De uma forma bastante relativa e com uma dose razoável de suspensão de descrença, “The Texas Chainsaw Massacre” é um filme realista. Ao contrário de alguns filmes futuros que tomam uma série de liberdades para que as coisas funcionem da forma que os cineastas pretendem, há um sentimento de que a obra aqui busca se aproximar de uma atmosfera mais realista do que de costume. Por exemplo, enquanto exemplos mais sutis, de certa forma, trazem as vítimas correndo e sendo alcançadas sempre por um Jason Voorhees que caminha, há sempre outros que abusam, como “Scream VI” e seus personagens com muitos pontos de vida sobrevivendo a cinco, seis ou mais facadas como se isso fosse razoável até mesmo em um cenário fantasioso de filme. “The Texas Chainsaw Massacre” busca ser nu e cru, direto ao ponto. Sem buscar criar mortes criativas, espetaculares, chamativas ou nada do tipo. O assassinato é breve e objetivo. E faz sentido, considerando quem os antagonistas são e qual sua real intenção por trás dos atos. Mais do que isso, são louváveis algumas performances na criação de uma atmosfera tensa e aterrorizante. Não uma que dá medo, exatamente, pois essa é uma discussão longa e talvez até infinita sobre o que causa medo de fato e se um filme de Terror é mais ou menos bem-sucedido de acordo com a percepção do espectador de sentir medo.
Enfim, a forma como “The Texas Chainsaw Massacre” se apresenta é peculiar porque já de início se entrega a uma série de propostas diferentes, do realismo documental ao humor negro à violência explícita e ao terror de viver uma situação de vida ou morte.
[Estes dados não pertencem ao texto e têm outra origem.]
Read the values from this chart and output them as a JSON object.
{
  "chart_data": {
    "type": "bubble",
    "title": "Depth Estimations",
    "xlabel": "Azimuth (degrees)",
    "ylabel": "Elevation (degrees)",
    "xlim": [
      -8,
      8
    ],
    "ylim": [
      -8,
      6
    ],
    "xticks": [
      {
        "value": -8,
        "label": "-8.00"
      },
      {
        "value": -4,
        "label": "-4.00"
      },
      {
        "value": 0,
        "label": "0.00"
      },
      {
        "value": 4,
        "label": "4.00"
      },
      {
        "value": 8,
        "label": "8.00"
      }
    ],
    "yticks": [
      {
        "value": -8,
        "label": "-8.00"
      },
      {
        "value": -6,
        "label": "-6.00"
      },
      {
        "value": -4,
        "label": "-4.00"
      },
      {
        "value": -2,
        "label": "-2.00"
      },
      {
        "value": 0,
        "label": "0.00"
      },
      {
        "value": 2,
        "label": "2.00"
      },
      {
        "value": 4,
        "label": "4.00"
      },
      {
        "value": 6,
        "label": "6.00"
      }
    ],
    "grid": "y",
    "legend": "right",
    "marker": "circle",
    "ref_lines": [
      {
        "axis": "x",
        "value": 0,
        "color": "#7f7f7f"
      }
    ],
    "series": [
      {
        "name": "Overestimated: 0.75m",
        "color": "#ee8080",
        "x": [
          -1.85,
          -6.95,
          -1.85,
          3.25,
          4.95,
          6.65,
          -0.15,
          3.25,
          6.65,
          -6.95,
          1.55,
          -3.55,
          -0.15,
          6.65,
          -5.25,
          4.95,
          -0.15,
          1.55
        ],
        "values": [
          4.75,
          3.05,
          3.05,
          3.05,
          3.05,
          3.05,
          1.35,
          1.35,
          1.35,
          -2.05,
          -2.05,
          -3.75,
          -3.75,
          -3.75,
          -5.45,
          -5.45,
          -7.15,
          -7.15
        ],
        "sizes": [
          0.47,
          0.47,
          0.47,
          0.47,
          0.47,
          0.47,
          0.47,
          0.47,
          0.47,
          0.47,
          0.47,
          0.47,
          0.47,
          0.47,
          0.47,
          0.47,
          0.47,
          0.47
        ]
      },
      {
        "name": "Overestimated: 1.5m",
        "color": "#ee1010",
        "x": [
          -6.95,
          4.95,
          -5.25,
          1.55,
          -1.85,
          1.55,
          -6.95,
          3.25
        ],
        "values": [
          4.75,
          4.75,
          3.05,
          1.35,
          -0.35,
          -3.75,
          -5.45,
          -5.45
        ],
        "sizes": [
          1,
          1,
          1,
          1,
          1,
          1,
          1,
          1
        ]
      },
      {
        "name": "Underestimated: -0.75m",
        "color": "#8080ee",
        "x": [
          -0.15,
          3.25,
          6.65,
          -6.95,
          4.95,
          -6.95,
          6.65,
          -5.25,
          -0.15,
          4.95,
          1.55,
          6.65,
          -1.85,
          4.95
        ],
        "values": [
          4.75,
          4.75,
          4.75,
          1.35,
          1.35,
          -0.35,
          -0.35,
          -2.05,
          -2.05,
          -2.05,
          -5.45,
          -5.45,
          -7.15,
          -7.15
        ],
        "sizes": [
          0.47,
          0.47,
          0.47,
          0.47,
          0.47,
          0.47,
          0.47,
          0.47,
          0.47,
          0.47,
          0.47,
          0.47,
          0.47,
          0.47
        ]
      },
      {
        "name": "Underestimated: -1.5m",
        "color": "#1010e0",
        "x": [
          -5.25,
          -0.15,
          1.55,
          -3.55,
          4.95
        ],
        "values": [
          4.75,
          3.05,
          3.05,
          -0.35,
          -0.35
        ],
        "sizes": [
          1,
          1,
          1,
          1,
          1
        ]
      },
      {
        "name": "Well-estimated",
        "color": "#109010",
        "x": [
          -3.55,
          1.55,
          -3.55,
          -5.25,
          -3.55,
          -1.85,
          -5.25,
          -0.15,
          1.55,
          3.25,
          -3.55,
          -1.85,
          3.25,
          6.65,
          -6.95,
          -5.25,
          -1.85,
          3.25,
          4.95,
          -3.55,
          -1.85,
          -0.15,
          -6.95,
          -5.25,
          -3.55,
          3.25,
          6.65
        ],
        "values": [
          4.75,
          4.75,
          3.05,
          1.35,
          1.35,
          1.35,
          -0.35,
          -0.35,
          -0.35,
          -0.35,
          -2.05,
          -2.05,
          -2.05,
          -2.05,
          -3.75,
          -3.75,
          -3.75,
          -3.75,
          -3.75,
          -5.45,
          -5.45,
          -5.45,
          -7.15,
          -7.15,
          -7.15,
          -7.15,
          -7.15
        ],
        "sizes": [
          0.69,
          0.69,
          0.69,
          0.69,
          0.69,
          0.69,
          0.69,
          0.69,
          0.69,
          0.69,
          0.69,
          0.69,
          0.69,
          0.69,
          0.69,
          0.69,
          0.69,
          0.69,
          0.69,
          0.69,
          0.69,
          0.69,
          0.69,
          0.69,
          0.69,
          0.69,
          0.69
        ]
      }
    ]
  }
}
Marilyn Burns, a protagonista, é colocada não só em risco de morte imediata mas também em contextos em que deve sobreviver da forma que pode. Ela grita com toda a potência de seus pulmões, berros com vontade e fidedignos, feitos para edificar um sentimento em um momento em que palavras não funcionam. Em termos simples, ela grita muito e grita bem. Não só isso, ela tenta fugir para valer: corre, corre e corre mais um tanto. A atenção dada para estes momentos em que a personagem apenas quer fugir e é mostrada de fato correndo em tomadas longas e sequenciais mostra a tal preocupação com o realismo. Fugir não é tão simples e não há soluções fáceis. Ela corre o máximo que pode, se machuca no caminho, manca e continua em movimento sempre, abastecida pelo medo e pelo desespero.
“The Texas Chainsaw Massacre”, apesar de simples em sua construção e de aparência que reflete sua limitação de recursos, é extremamente consiste no que se propõe a apresentar. Mesmo tendo pouco dinheiro, há espaço para ambição e terreno fértil para sustentar essa ambição usando as ferramentas limitadas ao dispor. É o baixo orçamento com charme, que não tenta nada fora do seu alcance nem se acomoda na sua modéstia, mas busca explorar ao máximo o que tem ao seu dispor. Seja brincando com a noção de tentar enganar o espectador com o aviso de história real ou, ao menos, estabelecer uma estética documental aliada ao argumento para tentar causar uma impressão mais forte. No fim, a simplicidade funciona a favor de “The Texas Chainsaw Massacre” de forma mais efetiva que os próprios artista que eles esperavam, possivelmente. Não à toa tentou-se replicar com níveis variados de sucesso, vários deles sendo apenas assombrosamente ruins.